The Indexed Dataset is a permanently free, public domain, CC0 licensed dataset for doing analysis on near real-time data on blockchains. The dataset is backed by an alliance of web3 and cloud organizations with the goal of providing a way to easily analyze data from your laptop or servers without being locked into any specific cloud.
The dataset offers both raw blocks, logs, transactions, decoded logs. At launch, the ethereum blockchain is 93% decoded, most logs have corresponding event signatures and event parameters in human-readable format.
The data is kept up to date with the goal of under ten minutes refresh. While not real-time enough for some use cases, it is fast enough to support a wide range of analyses and features.
The data is fully available and exportable, hosted on Cloudflare R2. The data is stored in the parquet format, and once downloaded, can be directly accessed through tools like pandas, duckdb, and more.
Our goal is for this dataset to be easily verifiable with decentralized back-up, and optimized with dapp builders in mind.
What can I use this for?
- Directly query against the dataset with a tool like Dremio to immediately get a cloud warehouse
- Query smaller subsets of data (like for specific contracts) right in your laptop using duckdb or notebooks.
- Host your own mini dashboard creation tool using Rill Developer
- Create a data pipeline that incrementally gets data as soon as it's added to the dataset and pushes it to a database for querying
- Make a discord bot that reacts to certain contract events.
Getting Started
If you want to get started right away, use the Goldsky CLI tool. No registration is required for the goldsky indexed
command namespace!
The goldsky indexed
commands just grab data from R2, filter it down to what you need, spit it back out as parquet files.
Downloading the Data Directly
Since the data is just hosted in a S3 compatible bucket, you can use a variety of tools to export it.
Use Cases and Fun Tools
This section is small today, but we'd love you to add any tools you're using or improved ways to access and use the indexed.xyz data!
- DuckDB and YouPlot, a light weight command line starter guide.
- Benthos + NeonDB + Hasura: A start to finish guide to get a live GraphQL in the cloud 🌥️!
- Benthos + Postgres + Hasura: Download contract data locally, stick it into a database, and query with graphql.
- Get up and running fast with our friends at Rill, a hosted analytics tool based on DuckDB. It's cool.
Have some ideas for more? Start a discussion, open an issue, a pull request, let us know via email, or ping our Telegram bot, if the bot doesn't get back to you, please ping us on another channel, it's kind of new and may need to be oiled! In general, there's no wrong way to get involved. Ok, there's probably a wrong way, but we'll let you know if that happens 💔.
Versioning
As the community makes improvements, we will regularly re-emit the data in new versions. During the technical preview, data may stop emitting in old versions to save space and resources. If you use the goldsky indexed
tool to sync, it will automatically increment new versions.
Roadmap
Our goal is to make Indexed the cleanest and easiest to use web3 data source possible.

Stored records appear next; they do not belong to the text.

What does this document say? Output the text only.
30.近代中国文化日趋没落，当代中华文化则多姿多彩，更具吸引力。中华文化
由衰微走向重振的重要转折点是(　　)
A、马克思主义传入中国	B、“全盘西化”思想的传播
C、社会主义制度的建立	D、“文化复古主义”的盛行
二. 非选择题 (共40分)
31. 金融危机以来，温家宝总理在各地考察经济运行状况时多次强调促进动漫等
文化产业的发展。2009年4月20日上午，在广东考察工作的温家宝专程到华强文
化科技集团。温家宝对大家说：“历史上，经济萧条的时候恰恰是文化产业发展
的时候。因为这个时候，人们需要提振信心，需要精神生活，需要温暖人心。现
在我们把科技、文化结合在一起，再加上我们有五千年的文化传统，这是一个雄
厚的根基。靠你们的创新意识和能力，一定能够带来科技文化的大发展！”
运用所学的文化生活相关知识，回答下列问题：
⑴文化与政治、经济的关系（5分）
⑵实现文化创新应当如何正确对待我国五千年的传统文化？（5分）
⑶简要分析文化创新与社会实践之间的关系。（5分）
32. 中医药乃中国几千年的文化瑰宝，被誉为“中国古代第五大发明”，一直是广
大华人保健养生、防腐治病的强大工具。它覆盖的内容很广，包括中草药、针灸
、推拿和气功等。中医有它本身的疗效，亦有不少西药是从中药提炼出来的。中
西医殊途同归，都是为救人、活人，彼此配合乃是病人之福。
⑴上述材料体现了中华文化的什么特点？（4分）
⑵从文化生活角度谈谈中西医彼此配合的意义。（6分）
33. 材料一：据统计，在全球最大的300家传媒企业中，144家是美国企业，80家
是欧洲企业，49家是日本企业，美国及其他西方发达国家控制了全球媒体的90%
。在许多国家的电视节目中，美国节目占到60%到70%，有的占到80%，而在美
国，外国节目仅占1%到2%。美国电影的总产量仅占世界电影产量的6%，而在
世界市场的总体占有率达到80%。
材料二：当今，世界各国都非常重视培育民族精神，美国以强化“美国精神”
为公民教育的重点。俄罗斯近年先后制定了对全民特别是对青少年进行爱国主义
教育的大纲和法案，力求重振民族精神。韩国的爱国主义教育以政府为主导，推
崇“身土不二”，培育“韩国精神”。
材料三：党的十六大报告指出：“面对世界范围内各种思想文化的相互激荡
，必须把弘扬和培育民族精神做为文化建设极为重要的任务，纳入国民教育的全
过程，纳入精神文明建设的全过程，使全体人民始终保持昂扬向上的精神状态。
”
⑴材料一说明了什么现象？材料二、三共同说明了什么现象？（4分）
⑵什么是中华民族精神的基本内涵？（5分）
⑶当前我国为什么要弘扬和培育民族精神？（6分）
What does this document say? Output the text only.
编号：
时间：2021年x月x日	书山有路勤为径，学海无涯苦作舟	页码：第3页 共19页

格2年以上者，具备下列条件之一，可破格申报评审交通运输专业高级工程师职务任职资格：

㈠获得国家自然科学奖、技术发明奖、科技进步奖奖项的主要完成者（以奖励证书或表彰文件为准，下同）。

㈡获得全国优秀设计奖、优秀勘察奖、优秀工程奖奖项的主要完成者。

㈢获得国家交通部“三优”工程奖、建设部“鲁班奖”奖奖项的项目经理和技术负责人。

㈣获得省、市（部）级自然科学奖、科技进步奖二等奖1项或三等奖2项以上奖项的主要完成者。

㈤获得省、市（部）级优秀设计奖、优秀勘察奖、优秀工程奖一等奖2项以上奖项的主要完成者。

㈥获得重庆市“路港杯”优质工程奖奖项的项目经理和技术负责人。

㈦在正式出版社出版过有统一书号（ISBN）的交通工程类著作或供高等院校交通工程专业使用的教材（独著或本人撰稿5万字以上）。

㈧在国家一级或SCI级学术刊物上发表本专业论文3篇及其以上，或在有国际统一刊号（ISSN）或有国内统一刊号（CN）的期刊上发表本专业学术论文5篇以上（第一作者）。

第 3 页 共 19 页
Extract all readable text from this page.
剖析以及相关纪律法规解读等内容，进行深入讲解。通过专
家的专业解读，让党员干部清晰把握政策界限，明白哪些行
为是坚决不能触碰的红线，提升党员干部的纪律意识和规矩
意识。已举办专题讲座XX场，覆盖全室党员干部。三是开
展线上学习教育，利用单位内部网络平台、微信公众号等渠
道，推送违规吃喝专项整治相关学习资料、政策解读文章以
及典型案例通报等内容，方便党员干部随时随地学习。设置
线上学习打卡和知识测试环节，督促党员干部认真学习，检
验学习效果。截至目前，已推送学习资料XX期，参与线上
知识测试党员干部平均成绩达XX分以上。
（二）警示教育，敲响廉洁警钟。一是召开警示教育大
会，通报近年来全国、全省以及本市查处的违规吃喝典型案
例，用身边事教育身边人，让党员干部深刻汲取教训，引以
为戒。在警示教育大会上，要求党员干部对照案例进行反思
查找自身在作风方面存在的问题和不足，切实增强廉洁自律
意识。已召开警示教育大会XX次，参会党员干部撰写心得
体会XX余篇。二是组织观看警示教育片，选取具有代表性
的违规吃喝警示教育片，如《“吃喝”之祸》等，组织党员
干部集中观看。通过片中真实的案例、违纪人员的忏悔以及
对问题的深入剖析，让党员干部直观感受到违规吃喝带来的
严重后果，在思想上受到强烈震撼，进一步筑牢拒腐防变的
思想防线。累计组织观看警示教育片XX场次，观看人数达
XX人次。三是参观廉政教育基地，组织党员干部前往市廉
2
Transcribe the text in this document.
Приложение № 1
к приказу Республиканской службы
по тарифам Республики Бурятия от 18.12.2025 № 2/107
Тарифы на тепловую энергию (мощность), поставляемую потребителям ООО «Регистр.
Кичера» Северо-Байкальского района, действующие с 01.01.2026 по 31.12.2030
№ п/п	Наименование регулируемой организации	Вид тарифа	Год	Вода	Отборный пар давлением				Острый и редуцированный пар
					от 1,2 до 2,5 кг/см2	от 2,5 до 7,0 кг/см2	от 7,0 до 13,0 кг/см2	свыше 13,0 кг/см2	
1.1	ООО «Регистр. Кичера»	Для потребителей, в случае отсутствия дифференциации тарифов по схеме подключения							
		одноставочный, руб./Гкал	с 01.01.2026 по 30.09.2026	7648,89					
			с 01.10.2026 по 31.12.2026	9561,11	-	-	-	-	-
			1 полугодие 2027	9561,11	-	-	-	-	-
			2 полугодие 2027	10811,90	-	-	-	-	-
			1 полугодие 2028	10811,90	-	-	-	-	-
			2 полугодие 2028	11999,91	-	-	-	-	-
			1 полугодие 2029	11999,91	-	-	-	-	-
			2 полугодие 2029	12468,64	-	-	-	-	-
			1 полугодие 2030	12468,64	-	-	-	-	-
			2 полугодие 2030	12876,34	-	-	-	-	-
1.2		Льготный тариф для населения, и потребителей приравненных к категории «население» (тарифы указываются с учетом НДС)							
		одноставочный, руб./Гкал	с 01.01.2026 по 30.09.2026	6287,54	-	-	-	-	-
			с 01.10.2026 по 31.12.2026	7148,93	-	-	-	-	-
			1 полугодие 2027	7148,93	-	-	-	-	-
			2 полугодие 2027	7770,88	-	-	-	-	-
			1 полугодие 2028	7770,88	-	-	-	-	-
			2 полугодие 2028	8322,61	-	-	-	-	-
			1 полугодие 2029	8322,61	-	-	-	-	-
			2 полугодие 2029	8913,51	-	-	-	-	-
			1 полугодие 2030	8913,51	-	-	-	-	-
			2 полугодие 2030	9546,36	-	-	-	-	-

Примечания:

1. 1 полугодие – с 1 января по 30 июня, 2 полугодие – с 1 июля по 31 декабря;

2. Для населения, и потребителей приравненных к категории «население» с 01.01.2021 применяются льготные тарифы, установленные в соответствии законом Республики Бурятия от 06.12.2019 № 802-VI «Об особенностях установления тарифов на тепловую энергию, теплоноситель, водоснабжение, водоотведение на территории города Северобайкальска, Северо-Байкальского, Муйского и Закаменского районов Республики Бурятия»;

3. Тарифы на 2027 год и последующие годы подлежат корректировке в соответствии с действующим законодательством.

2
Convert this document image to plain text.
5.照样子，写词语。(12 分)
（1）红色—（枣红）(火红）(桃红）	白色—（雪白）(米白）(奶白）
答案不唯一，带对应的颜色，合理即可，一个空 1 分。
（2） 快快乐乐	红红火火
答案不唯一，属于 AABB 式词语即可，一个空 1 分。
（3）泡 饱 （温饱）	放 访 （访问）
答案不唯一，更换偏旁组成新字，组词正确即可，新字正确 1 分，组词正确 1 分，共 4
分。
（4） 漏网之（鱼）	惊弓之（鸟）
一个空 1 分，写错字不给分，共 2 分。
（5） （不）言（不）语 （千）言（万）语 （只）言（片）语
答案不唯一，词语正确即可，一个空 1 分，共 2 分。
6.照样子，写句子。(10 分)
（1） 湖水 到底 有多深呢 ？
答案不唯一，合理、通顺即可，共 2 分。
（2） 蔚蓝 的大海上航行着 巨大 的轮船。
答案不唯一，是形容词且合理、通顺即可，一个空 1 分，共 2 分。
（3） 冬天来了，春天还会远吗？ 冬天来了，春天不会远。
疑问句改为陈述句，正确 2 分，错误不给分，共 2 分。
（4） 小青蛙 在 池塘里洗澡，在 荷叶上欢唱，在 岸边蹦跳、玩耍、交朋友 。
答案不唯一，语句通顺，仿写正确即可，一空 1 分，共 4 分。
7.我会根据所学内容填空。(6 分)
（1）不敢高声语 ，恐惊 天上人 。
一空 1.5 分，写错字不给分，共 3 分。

With the community's help, we will implement a process where we start decoding as many contracts as possible.
Usable Technical Preview (V1)
- Blocks
- Transactions
- Logs
- Token (ERC20) and NFT (ERC721/1155) Decoded Logs
- Initial set of Custom Contract Decoded Logs (ie. Defi, Game, contracts)
V2
- A process to take community requests for decoding, with backfilling.
- Regular raw data backups to Arweave for decentralization
V3
- Repo with validation scripts for the public to run easily on the cloud
- Iceberg support so reorgs can be easily detected and invalidated, along with additional partitions.